Causeway is a sturdy enough film with fine anchoring performances, but it doesn’t otherwise boast much in the way of substance.
It’s been some time since we’ve seen Jennifer Lawrence step into a dramatic role quite like the one offered in Lila Neugebauer’s Causeway. Lawrence, who spent many years working on franchise blockbusters like The Hunger Games and X-Men and big-budget action movies like Red Sparrow and Passengers, has spoken recently about wanting to be more in control of her career rather existing only as a commodity to help sell tickets. With that in mind, Causeway indeed feels like a return to her independent roots, where films like Winter’s Bone provided her big break way back in 2010.

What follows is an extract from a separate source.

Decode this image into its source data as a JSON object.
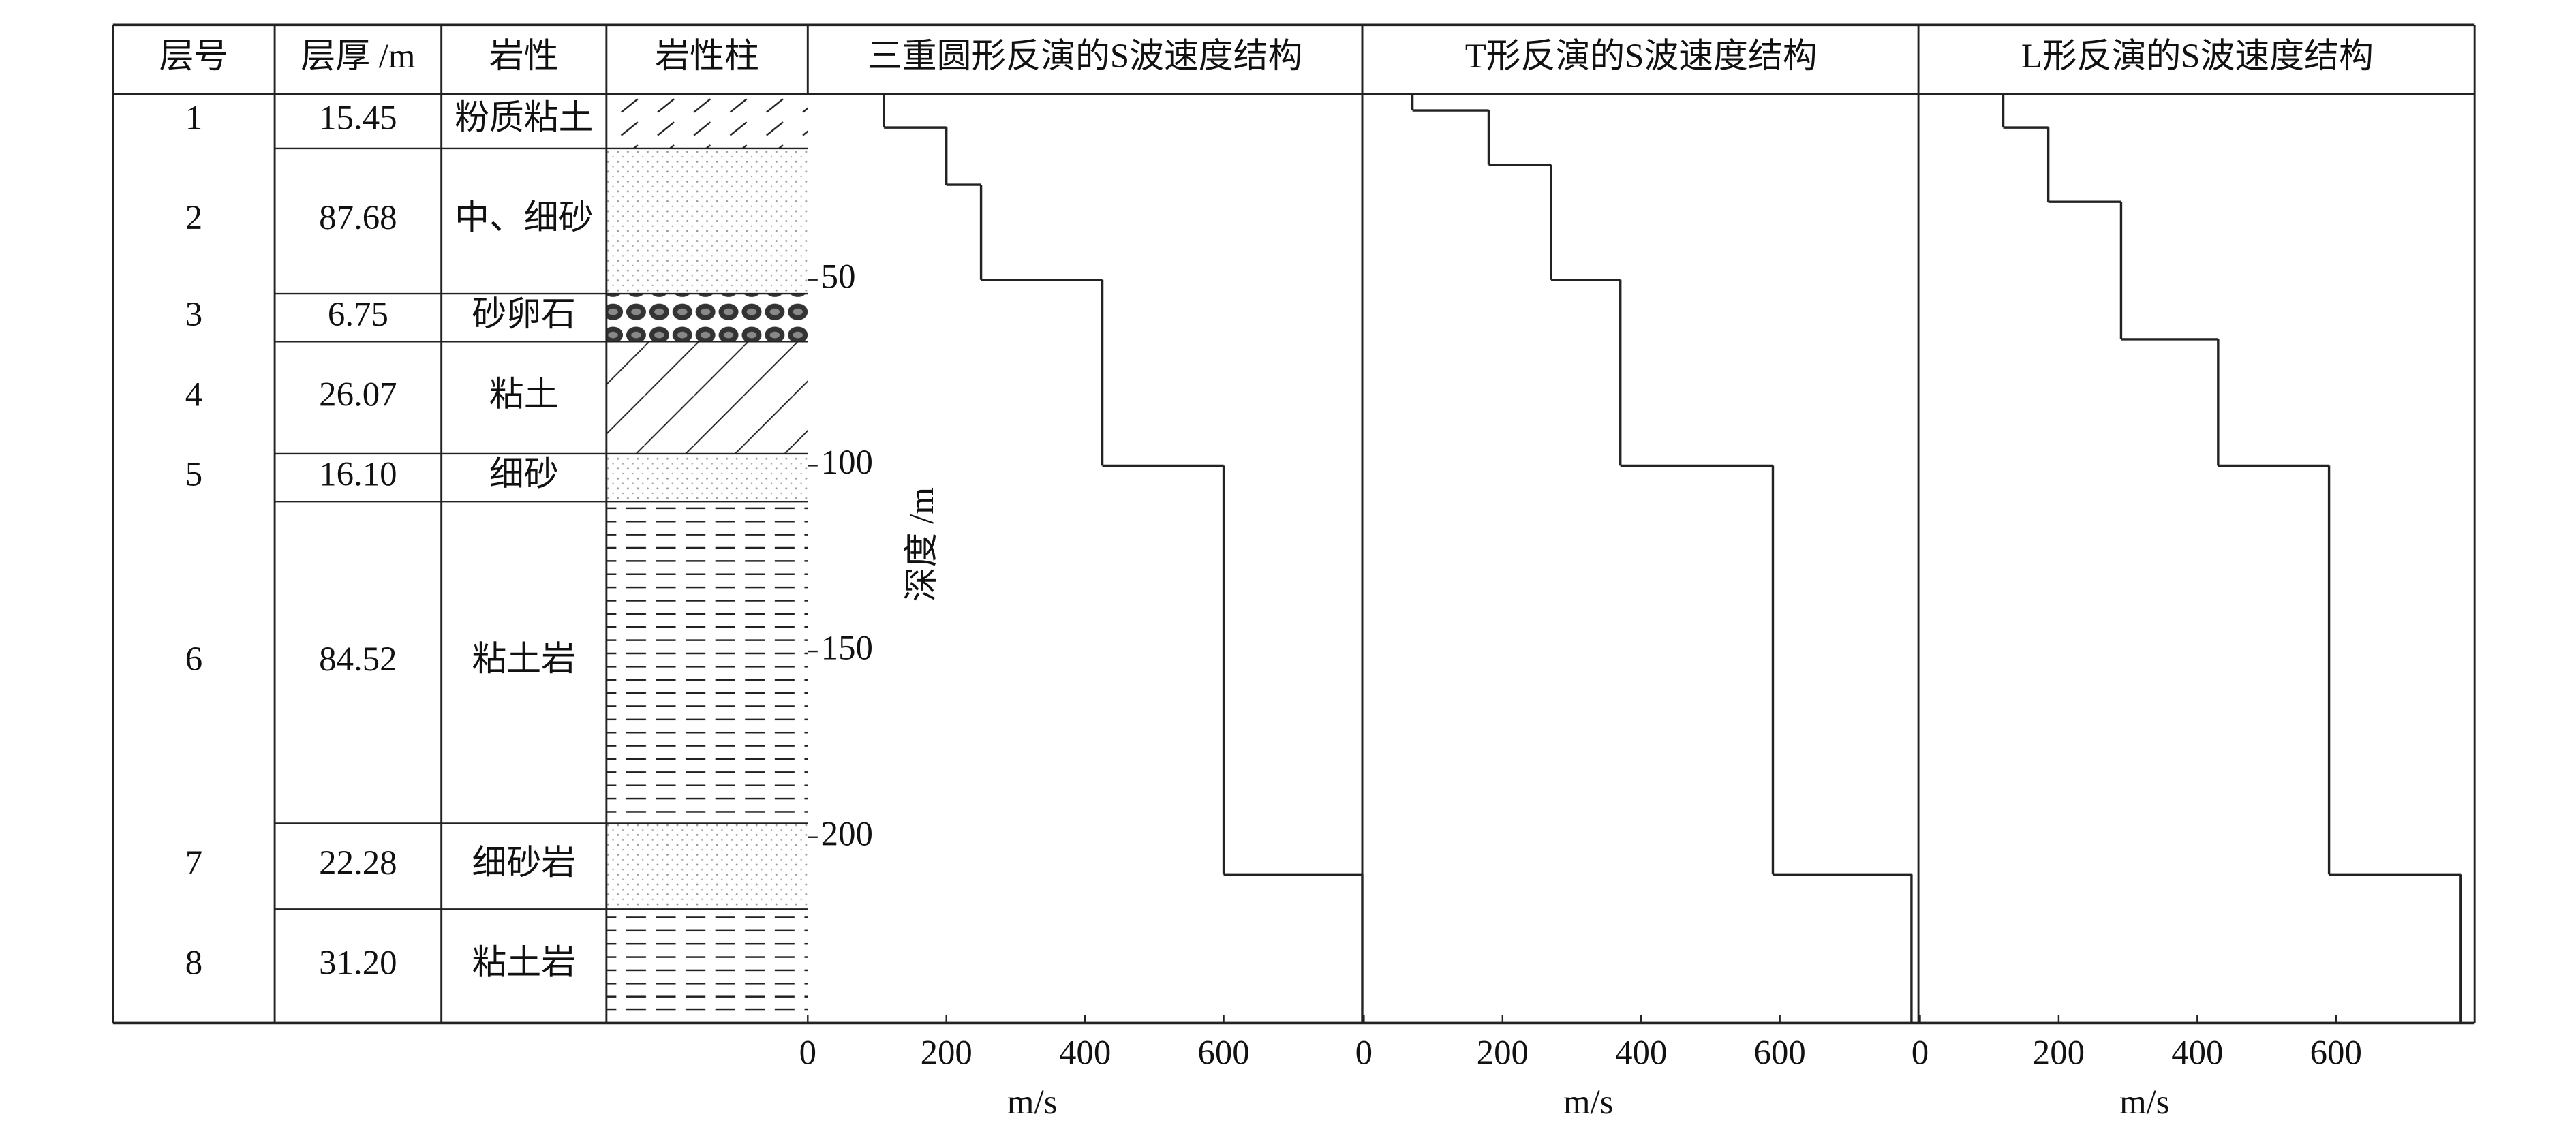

It’s certainly nice to see the actress working in this mode again, away from the likes of David O. Russell and Adam McKay; if anything, Causeway is a reminder of just what a gifted actress Lawrence really is, even with material that doesn’t always match her talents. As Lynsey, a former soldier who was discharged after a traumatic brain injury in Afghanistan, Lawrence is a broken woman on the road to recovery, lost and searching for meaning in a world that no longer makes sense to her. She soon encounters James (Bryan Tyree Henry), a mechanic with whom she forms an unexpected bond, and whose presence offers her at long last something to live for besides her work.
Causeway is the kind of understated, indie wartime drama that would have felt more at home 10 or 15 years ago, but first-time director Neugebauer, working from a script by Elizabeth Sanders, Ottessa Moshfegh, and Luke Goebel, manages to find some grace notes in this otherwise familiar tale. The screenplay, unfortunately, doesn’t give the lead duo much of substance to work with, treading water for much of its 90-minute runtime. Yet despite the film’s narrative meandering, Lawrence and Henry (who is absolutely magnetic here) mostly manage to keep the proceedings tolerable; their relationship is tenderly intimate, the kind of deep friendship that movies don’t often spotlight without trying to spin them into romance. Instead, Lawrence and Henry remain staunchly platonic — Lynsey is a lesbian, although the film doesn’t do a whole lot with that information — and the film is all the better for this lightly subversive touch.
But for all that, it remains difficult to escape the feeling that we’ve seen all this before in better films with stronger points of view. Causeway is ultimately too dramatically inert to leave much of an impression, this despite its fine, heavy-lifting performances. That doesn’t mean this doesn’t land as a nice little movie about two souls bonding over shared loss and trauma, but its execution, on both narrative and formal levels, never scratches much beneath the surface.
You can currently stream Lila Neugebauer’s Causeway on Apple TV+.